Não se pense, porém, que temos aqui uma mera repetição do début, porque a verdade é que Joyland consegue triunfar, e muito, onde TRST falhou: na consistência. É certo que não tem tanto apelo instantâneo quanto o seu antecessor, mas vence-o aos pontos com uma redução drástica de momentos mortos, que, apesar de tudo, não implica um total desaparecimento de “tiros certeiros” (e basta ouvir os primeiros segundos de Icabod ou Lost Souls/ Eelings para se perder o controlo dos membros e sentir uma “sede” imediata de drogas sintéticas). Isso, um maior dinamismo e heterogeneidade nas canções apresentadas e uma total falta de pudor em mexer na produção (que se apresenta consideravelmente mais apurada e menos lo-fi que a do LP de 2012) fazem deste Joyland uma bela pérola.

Contudo, nem tudo na vida é perfeito e Joyland não consegue escapar a esta sina fatal, contando com peças que, a meu ver, ficam mal enquadradas na obra e ficariam bem melhor fora do alinhamento do álbum, como é o caso da (desnecessária) introdução que é Slightly Floating e das tépidas Capitol e Are We Arc?. Todavia, as restantes canções, com particular destaque para a inebriante Joyland, a extasiante Icabod, a demolidora Four Gut, a apaixonante Lost Souls/ Eelings e a intoxicante Peer Pressure, fazem, com a sua qualidade, com que os defeitos deste álbum sejam demasiado pequenos para o macular de uma forma significativa.

Joyland, a “terra da alegria”. Paradoxalmente, quase tudo neste disco parece apontar na direcção oposta, confrontando-nos com um cenário grotesco, insinuado pelas electrónicas e pelas letras de Robert Alfons, que não deixa de transmitir alguma tristeza e melancolia.
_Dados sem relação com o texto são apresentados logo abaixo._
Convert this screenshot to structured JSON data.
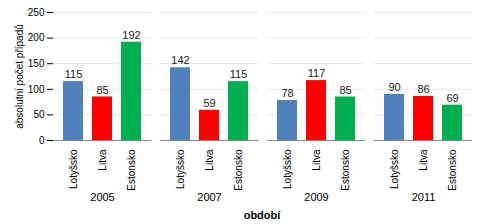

O chamamento das canções, ainda assim, é irresistível e hipnotiza-nos, mesmo contra a nossa vontade, para uma dança sem fim, feita dos prazeres fugazes de um hedonismo destrutivo. A alegria pode ser efémera, sim, mas enquanto Trust estiver disposto a fazer álbuns assim, haverá sempre alguém a aproveitar as pequenas centelhas que ela deixa no mundo até ao fim da rave.

Nota final: 8.5/10

*Este artigo foi escrito, por opção do autor, segundo as normas do Acordo Ortográfico de 1945.